Consider some of the specific accomplishments of AmeriCorps volunteers, who receive modest federal assistance for higher education in exchange for their good deeds. They have built eight disability-accessible playgrounds; repaired 15 senior-citizen homes; restored four historical sites; closed 20 crack houses; reclaimed a large neighborhood park that had been abandoned to gang shootings.

They have organized and supervised programs for at-risk youngsters; provided literacy training for adults; renovated inner-city housing units and rural homes; constructed wheelchair accessible trails, ramps and sidewalks; provided emergency medical services; fought forest fires; repaired flood-ravaged dams and streams; retrieved wilderness areas; and built greenways.

Unfortunately, the number-crunchers have no way of measuring what may prove the most important benefit: an outlet and boost for old-fashioned civic idealism, and, with it, citizens' grass-roots energy and gritty determination to solve problems for the commonweal, rather than depending on government for solutions.

By the way, this value is often trumpeted by politicians.
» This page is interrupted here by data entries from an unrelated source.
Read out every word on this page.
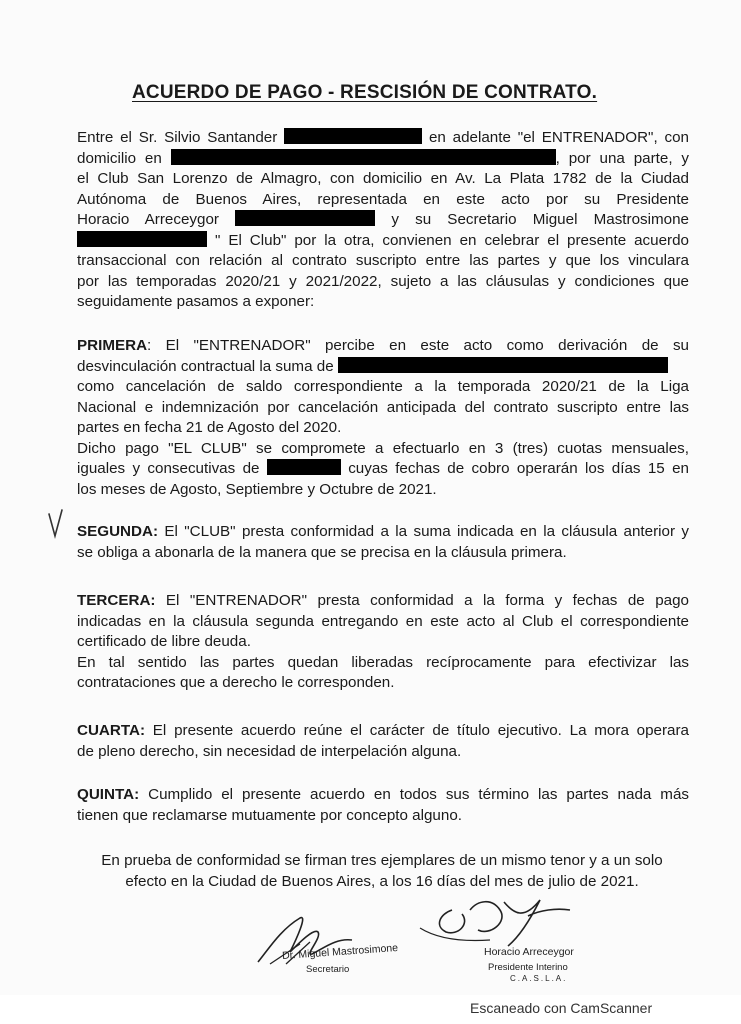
ACUERDO DE PAGO - RESCISIÓN DE CONTRATO.
Entre el Sr. Silvio Santander	en adelante "el ENTRENADOR", con
domicilio en	, por una parte, y
el Club San Lorenzo de Almagro, con domicilio en Av. La Plata 1782 de la Ciudad
Autónoma de Buenos Aires, representada en este acto por su Presidente
Horacio Arreceygor	y su Secretario Miguel Mastrosimone
" El Club" por la otra, convienen en celebrar el presente acuerdo
transaccional con relación al contrato suscripto entre las partes y que los vinculara
por las temporadas 2020/21 y 2021/2022, sujeto a las cláusulas y condiciones que
seguidamente pasamos a exponer:
PRIMERA: El "ENTRENADOR" percibe en este acto como derivación de su
desvinculación contractual la suma de
como cancelación de saldo correspondiente a la temporada 2020/21 de la Liga
Nacional e indemnización por cancelación anticipada del contrato suscripto entre las
partes en fecha 21 de Agosto del 2020.
Dicho pago "EL CLUB" se compromete a efectuarlo en 3 (tres) cuotas mensuales,
iguales y consecutivas de	cuyas fechas de cobro operarán los días 15 en
los meses de Agosto, Septiembre y Octubre de 2021.
SEGUNDA: El "CLUB" presta conformidad a la suma indicada en la cláusula anterior y
se obliga a abonarla de la manera que se precisa en la cláusula primera.
TERCERA: El "ENTRENADOR" presta conformidad a la forma y fechas de pago
indicadas en la cláusula segunda entregando en este acto al Club el correspondiente
certificado de libre deuda.
En tal sentido las partes quedan liberadas recíprocamente para efectivizar las
contrataciones que a derecho le corresponden.
CUARTA: El presente acuerdo reúne el carácter de título ejecutivo. La mora operara
de pleno derecho, sin necesidad de interpelación alguna.
QUINTA: Cumplido el presente acuerdo en todos sus término las partes nada más
tienen que reclamarse mutuamente por concepto alguno.
En prueba de conformidad se firman tres ejemplares de un mismo tenor y a un solo
efecto en la Ciudad de Buenos Aires, a los 16 días del mes de julio de 2021.
Dr. Miguel Mastrosimone
Secretario
Horacio Arreceygor
Presidente Interino
C.A.S.L.A.
Escaneado con CamScanner
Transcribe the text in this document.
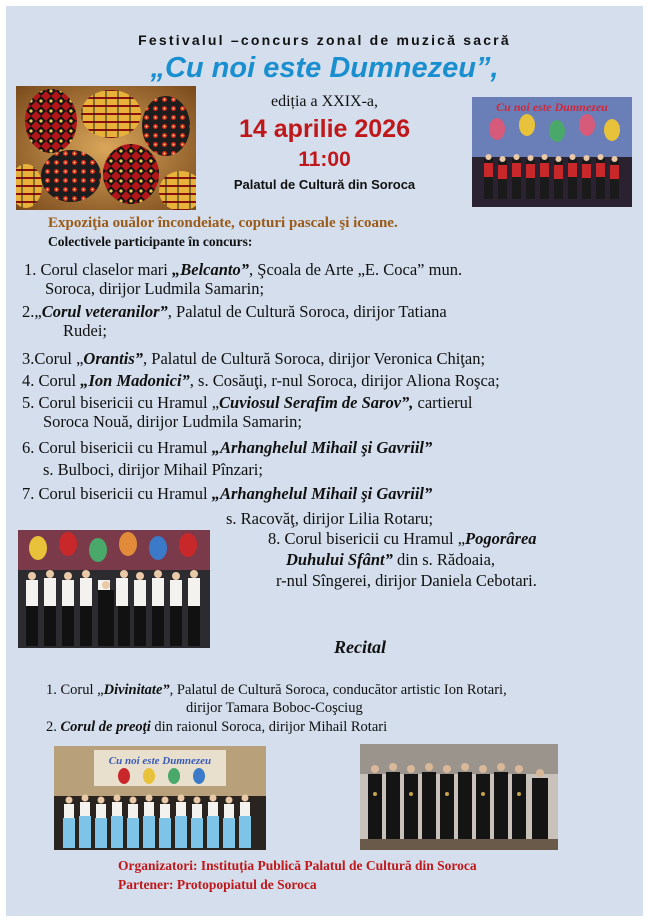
Festivalul –concurs zonal de muzică sacră
„Cu noi este Dumnezeu”,
ediția a XXIX-a,
14 aprilie 2026
11:00
Palatul de Cultură din Soroca
Cu noi este Dumnezeu
Expoziţia ouălor încondeiate, copturi pascale şi icoane.
Colectivele participante în concurs:
1. Corul claselor mari „Belcanto”, Şcoala de Arte „E. Coca” mun.
Soroca, dirijor Ludmila Samarin;
2.„Corul veteranilor”, Palatul de Cultură Soroca, dirijor Tatiana
Rudei;
3.Corul „Orantis”, Palatul de Cultură Soroca, dirijor Veronica Chiţan;
4. Corul „Ion Madonici”, s. Cosăuţi, r-nul Soroca, dirijor Aliona Roşca;
5. Corul bisericii cu Hramul „Cuviosul Serafim de Sarov”, cartierul
Soroca Nouă, dirijor Ludmila Samarin;
6. Corul bisericii cu Hramul „Arhanghelul Mihail şi Gavriil”
s. Bulboci, dirijor Mihail Pînzari;
7. Corul bisericii cu Hramul „Arhanghelul Mihail şi Gavriil”
s. Racovăţ, dirijor Lilia Rotaru;
8. Corul bisericii cu Hramul „Pogorârea
Duhului Sfânt” din s. Rădoaia,
r-nul Sîngerei, dirijor Daniela Cebotari.
Recital
1. Corul „Divinitate”, Palatul de Cultură Soroca, conducător artistic Ion Rotari,
dirijor Tamara Boboc-Coşciug
2. Corul de preoţi din raionul Soroca, dirijor Mihail Rotari
Cu noi este Dumnezeu
Organizatori: Instituția Publică Palatul de Cultură din Soroca
Partener: Protopopiatul de Soroca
So in congressional Republicans' haste to destroy AmeriCorps, what's up? Plainly, an opportunity to take a swipe at Clinton.

GOP lawmakers, of course, frame it differently. It's necessary to balance the budget, some say - though eliminating AmeriCorps would save less than 1 percent of the more than $1 trillion it will take to do it by 2002.

Other critics argue on the grounds that young people should not be paid for being good citizens and serving their country. Odd, they don't argue for ending national defense because the armed services pay volunteers.

If the common sense of a program that promotes volunteerism and civic work, addresses community problems, helps kids with college expenses, and departs from no-strings-attached federal entitlements and handouts doesn't sway Republican lawmakers, what will?

Maybe the CEOs' bottom line: Returns on the AmeriCorps investment have started coming in, and they are considerable.